Prime Minister Manmohan Singh was recently awarded an Honorary Degree of Doctor of Civil Law by the Oxford University. In his acceptance speech, he spoke in glowing terms about the legacies of the Raj and the blossoming Indo-British partnership.
Here is an excerpt.
Of all the legacies of the Raj, none is more important than the English language and the modern school system. That is, if you leave out cricket! Of course, people here may not recognise the language we speak, but let me assure you that it is English. In indigenising English, as so many people have done in so many nations across the world, we have made the language our own. Our choice of prepositions may not always be the Queen's English; we might occasionally split the infinitive; and we may drop an article here and add an extra one there. I am sure everyone will agree however, that English has been enriched by Indian creativity as well and we have given you R K Narayan and Salaman Rushdie. Today, English in India is seen as just another Indian language.
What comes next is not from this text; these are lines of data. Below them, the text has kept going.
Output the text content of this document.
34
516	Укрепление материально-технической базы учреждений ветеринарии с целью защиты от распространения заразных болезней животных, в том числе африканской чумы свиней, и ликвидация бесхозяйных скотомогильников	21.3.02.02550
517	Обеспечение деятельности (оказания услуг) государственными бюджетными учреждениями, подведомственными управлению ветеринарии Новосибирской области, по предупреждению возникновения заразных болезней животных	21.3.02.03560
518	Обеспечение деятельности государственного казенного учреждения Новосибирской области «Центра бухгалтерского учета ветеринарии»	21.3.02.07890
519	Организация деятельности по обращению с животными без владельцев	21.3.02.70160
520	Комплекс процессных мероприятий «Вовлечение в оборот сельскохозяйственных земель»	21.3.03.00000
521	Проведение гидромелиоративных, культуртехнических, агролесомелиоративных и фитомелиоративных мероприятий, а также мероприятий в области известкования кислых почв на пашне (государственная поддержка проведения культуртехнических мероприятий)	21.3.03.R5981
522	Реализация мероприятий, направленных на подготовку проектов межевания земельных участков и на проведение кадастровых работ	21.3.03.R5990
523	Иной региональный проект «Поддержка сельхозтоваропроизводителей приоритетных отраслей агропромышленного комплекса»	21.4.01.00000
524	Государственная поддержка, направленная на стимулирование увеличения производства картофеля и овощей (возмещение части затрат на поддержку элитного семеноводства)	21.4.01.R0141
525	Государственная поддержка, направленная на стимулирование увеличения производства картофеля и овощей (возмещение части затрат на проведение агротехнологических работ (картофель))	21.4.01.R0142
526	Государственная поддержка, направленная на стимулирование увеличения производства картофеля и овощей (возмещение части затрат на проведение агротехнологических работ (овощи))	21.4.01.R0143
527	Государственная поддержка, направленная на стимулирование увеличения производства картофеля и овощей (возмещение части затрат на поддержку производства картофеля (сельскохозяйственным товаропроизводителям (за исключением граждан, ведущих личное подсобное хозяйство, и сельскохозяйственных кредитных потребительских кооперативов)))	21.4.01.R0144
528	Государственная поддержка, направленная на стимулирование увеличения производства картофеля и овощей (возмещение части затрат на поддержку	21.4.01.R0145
We have given the world R K Narayan and Salman Rushdie, as the Prime Minister rightly pointed out. But what do we do with our Venkiah Naidu and the BJP? We would love to give them to someone... anyone. When it comes to slaying with the jaw bone Venkiah Naidu has no equal. A few reporters caught him at the airport for a sound bite on the issues the BJP plans to raise in the next Parliament session. I was cuing the tape in the office but not really paying attention till he said that one of the issues would be the the PM's speech at Oxford. He said, "What does the Prime Minister mean by praising the British? We want an explanation on this!"
This gripe came out in exactly the sort of english the Prime Minister was referring to - an english entirely our own. In fact, now so much our own, that Venkiah Naidu has forgotten why and how he came to be speaking it in the first place. The BJP flounders again.